The landlords had said in court that the farmers created trapping sites and placed rubble on stretches of garigue, deposited soil and planted a number of trees since the land was acquired by Eliza contrary to the farmers' claims that everything had remained untouched for decades. Ninu Cuschieri, known as Il-Hasana, one of the main shareholders and a director of Eliza, reiterated what Eliza directors had said in court when contacted by The Times, namely, that the farmers scared off potential buyers with threats.
He claimed it was not true that the shareholders had attacked the farmers. "It was a brawl in which many people, even those on our side, were seriously injured," he said, adding that he had bruises on his leg. Mr Cuschieri said the farmers, particularly individual "culprits", had threatened him several times whenever he visited the site with potential buyers. On one occasion, one of the farmers had also threatened with a shotgun third parties interested in purchasing parts of the land, he said.
He also said the farmers would throw nails on the ground so that his car tyres would be punctured.

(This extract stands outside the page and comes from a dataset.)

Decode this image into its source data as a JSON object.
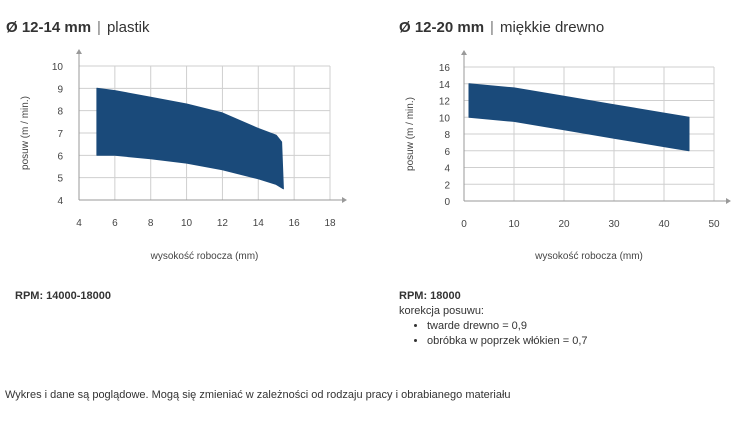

Mr Cuschieri said that notwithstanding what the farmers claimed, they had no title to the land in question, especially because Il-Qortin (the stretch owned by Eliza) was mostly garigue land which could not be worked. He claimed that the designs called for by the farmers had already been drafted and the lawyers were trying to play for time.
"Nobody asked them to deposit the lease in court," he said when the farmers' claims were pointed out to him.
According to Mr Cuschieri, the farmers rented out the land they had leased to hunters and trappers. "Is it fair that I have to fight a legal battle over my land when other people who have no title over it make money," asked Mr Cuschieri, adding that the land could not be used for farming and that the farmers allegedly placed soil over patches of the land, "supposedly to show it was used for agriculture".
Eliza directors said in court the farmers had also built hunters' hides on an area known as Ix-Xaghra ta' Xafura, the same patch of land owned by Eliza. The farmers contradicted this claim and said nothing had been changed or built after Eliza acquired the land and that any changes had been done with the consent of the previous owners.
"I am ready to let them use the land if they prove they had leased Il-Qortin", Mr Cuschieri said, adding he was willing to avoid confrontation and sit down with the farmers to strike a deal. He said the farmers had failed to produce enough evidence in court to prove they had been leasing the land in question.
According to the farmers, however, this claim was "a catch" with which the landlords were trying to trick them. They said Il-Qortin was one area which formed part of Ghajn Bierda, the area which, according to documents, was leased to the farmers' families.
"It's like saying we have a title over the whole of Valletta but not over the Royal Opera House," John Portelli said.